The park is bisected north to south by O.B. Riley Road (also known as the Old McKenzie-Bend Highway) which is a rural highway running from the city of Bend to the unincorporated community of Tumalo. The developed part of the park is on the south side of the Deschutes River. Park facilities include access roads, parking areas, manicured lawns, restrooms, solar showers, laundry facilities, public phones, hiking trails, a large picnic area, and an overnight campground. The picnic area is west of the highway, while all the campsites are on the east side of the highway. In the picnic area, there is a group shelter that can accommodate 50 people. The campground has 50 tent sites, 23 trailer hook-up spots, and seven yurts. The park is open year-round. In 2013, the Oregon Parks and Recreation Department reported that Tumalo State Park had over 263,000 day-use visitors and more than 49,000 overnight campers per year.

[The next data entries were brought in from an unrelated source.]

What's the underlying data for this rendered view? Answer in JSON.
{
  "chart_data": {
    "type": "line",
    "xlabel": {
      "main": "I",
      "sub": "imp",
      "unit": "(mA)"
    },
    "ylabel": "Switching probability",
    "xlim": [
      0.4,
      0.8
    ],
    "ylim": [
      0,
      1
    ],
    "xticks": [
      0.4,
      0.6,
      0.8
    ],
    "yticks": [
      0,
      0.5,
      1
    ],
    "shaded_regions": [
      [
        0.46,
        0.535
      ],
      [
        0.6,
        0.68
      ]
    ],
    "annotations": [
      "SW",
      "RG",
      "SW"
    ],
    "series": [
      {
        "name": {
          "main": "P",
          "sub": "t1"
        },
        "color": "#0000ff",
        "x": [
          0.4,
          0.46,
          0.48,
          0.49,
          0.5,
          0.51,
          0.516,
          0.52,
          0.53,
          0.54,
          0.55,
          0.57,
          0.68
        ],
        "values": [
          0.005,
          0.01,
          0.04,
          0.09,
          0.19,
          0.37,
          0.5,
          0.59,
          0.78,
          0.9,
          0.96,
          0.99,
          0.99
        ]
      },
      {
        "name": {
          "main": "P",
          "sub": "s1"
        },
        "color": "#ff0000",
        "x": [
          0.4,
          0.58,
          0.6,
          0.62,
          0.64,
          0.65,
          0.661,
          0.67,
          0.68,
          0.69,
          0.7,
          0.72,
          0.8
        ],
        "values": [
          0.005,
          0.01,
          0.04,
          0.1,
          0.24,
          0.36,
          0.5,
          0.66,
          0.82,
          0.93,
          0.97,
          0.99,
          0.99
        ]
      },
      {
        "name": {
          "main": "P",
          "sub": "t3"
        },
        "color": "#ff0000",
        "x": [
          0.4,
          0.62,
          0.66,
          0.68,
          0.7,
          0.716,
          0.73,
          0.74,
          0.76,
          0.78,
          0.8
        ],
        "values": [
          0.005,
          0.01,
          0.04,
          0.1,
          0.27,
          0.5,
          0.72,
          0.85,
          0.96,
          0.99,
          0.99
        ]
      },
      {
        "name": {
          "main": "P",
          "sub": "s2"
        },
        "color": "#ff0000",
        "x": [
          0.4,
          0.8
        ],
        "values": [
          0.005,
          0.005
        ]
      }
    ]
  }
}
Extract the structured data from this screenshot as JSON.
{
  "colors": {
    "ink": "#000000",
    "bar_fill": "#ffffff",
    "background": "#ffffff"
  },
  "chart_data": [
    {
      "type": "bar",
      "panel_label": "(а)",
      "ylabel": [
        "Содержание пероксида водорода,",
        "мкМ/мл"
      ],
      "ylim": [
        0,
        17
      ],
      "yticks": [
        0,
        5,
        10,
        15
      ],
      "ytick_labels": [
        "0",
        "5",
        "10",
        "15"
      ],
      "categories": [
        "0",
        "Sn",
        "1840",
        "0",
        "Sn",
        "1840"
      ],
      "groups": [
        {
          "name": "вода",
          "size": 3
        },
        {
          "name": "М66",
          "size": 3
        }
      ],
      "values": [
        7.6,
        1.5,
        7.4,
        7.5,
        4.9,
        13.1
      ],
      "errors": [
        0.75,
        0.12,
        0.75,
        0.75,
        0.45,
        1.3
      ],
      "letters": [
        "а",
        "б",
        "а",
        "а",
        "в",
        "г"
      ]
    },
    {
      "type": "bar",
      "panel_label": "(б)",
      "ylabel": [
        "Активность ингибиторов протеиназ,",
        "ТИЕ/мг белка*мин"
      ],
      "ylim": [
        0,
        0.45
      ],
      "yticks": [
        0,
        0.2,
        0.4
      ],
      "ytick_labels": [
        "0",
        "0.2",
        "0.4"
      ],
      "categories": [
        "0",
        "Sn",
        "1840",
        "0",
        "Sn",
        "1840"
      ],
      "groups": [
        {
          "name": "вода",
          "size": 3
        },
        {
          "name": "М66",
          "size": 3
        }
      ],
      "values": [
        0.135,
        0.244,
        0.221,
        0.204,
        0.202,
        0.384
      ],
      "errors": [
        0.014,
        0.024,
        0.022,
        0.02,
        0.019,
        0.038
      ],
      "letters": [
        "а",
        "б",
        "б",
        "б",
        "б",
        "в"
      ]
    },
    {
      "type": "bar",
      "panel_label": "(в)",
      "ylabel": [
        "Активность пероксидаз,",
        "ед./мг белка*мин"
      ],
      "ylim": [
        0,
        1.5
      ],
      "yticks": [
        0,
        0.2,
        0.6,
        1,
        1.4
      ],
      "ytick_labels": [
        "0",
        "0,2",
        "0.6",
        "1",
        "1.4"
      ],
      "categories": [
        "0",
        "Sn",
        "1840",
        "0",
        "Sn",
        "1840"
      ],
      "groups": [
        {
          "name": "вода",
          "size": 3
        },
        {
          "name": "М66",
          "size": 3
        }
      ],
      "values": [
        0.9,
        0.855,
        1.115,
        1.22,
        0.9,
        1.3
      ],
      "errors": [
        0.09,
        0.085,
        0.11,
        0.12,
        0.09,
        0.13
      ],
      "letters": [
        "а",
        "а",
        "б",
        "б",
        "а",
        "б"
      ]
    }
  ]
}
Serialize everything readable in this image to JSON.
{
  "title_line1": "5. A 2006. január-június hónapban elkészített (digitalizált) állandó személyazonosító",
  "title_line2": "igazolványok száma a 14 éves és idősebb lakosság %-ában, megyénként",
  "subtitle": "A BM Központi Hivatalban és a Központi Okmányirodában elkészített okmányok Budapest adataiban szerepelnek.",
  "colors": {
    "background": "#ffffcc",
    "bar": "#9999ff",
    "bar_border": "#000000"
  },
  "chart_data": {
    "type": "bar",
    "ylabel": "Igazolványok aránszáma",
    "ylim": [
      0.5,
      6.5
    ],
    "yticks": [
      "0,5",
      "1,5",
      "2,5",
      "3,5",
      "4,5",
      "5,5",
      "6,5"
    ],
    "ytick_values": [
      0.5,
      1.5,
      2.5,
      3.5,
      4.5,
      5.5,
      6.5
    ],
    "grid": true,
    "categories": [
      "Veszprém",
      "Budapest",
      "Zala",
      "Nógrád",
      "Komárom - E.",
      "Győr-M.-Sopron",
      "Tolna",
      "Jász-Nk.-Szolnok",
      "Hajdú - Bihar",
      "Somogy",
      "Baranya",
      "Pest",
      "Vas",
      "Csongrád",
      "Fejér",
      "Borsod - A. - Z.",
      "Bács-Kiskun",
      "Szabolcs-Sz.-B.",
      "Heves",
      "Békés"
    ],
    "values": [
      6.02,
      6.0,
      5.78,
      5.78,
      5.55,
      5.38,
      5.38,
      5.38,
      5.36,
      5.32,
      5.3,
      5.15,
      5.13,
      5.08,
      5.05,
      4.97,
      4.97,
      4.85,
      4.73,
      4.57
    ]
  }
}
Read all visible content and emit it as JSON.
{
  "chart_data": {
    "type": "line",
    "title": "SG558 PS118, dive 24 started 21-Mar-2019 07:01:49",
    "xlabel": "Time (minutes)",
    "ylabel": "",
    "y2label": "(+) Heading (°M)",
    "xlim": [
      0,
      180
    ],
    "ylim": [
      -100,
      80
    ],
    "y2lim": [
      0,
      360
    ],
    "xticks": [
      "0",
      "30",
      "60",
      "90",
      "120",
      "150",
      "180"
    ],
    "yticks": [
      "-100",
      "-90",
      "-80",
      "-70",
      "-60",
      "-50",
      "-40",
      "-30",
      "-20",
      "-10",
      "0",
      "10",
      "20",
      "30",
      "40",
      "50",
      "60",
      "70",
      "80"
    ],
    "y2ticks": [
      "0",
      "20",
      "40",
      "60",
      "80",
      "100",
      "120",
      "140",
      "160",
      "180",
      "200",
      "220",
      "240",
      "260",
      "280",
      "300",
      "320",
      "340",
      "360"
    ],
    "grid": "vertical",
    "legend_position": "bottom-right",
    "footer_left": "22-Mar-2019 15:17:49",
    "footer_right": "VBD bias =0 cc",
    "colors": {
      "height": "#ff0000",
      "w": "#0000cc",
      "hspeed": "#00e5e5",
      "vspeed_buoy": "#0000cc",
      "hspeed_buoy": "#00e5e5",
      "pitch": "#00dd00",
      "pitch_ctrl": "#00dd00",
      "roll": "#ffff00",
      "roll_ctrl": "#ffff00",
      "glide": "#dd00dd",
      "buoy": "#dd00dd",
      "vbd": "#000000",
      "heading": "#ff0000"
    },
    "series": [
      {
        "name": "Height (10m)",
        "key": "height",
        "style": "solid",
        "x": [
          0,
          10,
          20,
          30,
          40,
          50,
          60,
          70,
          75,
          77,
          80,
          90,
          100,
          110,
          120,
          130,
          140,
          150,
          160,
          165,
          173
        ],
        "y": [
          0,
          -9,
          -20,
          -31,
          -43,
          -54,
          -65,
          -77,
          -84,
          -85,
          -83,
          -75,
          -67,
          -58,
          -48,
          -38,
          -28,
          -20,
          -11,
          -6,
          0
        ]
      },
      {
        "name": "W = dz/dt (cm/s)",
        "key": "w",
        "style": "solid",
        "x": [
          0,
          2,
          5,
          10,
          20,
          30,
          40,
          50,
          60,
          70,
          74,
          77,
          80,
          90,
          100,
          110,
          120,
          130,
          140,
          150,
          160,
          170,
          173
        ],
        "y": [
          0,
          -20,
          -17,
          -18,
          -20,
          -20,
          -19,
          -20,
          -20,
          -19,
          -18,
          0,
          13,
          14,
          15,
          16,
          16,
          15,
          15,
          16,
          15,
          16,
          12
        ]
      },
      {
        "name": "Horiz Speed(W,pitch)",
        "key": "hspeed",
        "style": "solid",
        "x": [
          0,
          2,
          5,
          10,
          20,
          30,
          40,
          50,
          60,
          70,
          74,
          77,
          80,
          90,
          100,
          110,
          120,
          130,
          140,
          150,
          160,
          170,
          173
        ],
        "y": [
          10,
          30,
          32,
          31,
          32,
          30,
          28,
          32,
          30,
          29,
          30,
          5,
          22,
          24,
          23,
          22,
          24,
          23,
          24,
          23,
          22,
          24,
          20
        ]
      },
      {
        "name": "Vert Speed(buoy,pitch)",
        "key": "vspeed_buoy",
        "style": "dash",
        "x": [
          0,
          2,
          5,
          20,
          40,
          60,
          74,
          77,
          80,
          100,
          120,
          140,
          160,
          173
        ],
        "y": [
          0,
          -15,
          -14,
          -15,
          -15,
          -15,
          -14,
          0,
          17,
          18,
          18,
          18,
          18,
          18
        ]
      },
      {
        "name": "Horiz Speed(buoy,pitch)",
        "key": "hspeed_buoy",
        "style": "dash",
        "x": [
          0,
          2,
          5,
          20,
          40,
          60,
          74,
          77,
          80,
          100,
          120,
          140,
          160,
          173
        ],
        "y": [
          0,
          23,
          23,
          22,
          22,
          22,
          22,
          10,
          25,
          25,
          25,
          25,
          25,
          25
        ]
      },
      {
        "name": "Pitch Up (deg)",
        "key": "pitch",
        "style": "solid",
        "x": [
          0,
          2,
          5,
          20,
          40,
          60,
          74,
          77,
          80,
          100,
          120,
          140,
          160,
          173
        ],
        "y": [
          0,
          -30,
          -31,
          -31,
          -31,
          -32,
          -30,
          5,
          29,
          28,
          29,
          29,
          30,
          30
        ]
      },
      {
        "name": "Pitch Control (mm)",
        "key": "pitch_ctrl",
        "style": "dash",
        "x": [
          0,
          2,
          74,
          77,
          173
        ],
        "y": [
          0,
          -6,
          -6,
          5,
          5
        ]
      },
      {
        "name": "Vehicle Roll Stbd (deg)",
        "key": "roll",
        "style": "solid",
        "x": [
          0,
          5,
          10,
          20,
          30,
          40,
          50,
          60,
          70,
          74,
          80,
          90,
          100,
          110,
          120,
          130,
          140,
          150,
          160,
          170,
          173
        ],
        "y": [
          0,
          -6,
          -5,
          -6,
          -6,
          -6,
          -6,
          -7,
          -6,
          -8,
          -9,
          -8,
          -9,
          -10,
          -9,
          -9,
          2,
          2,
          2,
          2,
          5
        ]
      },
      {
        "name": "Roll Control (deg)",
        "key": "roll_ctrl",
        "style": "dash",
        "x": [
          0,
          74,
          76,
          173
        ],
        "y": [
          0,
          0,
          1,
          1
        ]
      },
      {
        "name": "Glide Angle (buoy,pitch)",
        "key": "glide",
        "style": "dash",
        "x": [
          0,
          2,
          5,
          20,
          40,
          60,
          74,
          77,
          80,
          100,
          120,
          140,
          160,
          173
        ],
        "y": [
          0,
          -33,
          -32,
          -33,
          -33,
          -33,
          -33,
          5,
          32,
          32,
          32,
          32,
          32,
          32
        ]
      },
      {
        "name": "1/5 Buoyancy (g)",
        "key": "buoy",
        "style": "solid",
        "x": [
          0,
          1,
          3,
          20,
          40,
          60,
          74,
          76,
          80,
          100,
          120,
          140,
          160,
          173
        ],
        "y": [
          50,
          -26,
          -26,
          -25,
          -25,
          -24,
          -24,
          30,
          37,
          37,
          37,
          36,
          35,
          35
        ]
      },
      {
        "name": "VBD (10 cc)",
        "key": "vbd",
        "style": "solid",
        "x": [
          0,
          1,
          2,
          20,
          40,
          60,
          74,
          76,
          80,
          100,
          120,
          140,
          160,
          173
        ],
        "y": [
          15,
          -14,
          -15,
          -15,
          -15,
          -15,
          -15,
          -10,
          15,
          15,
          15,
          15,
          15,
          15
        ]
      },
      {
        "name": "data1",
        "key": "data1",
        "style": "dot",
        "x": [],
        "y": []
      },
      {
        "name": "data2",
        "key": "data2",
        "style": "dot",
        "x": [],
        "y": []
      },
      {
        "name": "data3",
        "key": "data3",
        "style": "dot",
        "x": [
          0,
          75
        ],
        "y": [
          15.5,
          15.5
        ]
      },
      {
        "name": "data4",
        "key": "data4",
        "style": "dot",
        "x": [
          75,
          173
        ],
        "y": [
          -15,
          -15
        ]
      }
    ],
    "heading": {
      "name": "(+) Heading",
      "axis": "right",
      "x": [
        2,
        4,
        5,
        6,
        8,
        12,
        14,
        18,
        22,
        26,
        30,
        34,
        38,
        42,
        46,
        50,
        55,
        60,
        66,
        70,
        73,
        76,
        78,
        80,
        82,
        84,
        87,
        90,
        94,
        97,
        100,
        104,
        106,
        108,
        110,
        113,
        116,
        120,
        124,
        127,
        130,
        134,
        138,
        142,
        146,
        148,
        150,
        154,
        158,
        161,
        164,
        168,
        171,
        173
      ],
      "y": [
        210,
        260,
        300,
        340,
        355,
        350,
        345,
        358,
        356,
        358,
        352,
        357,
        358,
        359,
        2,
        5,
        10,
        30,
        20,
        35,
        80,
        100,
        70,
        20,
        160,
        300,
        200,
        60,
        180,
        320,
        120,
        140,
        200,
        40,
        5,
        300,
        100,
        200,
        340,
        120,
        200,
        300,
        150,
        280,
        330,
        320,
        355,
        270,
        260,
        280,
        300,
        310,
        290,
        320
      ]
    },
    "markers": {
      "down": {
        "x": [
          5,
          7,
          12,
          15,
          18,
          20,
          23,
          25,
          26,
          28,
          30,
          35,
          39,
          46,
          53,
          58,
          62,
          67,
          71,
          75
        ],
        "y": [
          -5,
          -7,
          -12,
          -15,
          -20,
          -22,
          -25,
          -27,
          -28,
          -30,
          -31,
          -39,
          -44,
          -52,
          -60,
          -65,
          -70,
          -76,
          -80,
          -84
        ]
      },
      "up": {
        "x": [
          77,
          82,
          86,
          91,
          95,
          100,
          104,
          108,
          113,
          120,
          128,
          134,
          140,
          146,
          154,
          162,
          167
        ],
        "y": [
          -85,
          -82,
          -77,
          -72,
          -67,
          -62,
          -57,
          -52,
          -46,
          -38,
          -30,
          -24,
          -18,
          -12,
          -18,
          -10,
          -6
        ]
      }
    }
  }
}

Tumalo State Park is a very popular site for wading, swimming, and inner tubing during the summer. There is also a children’s playground available for day-use visitors. The park provides access to several hiking trails that are also well used by mountain bikers. Fishing along the Deschutes River is very good, especially in the spring and late summer. Rainbow and brown trout are the most common catch. In addition, the juniper woodlands, riparian environment and rock cliffs along the river attract a wide range of birds, making the park a good place for birdwatching.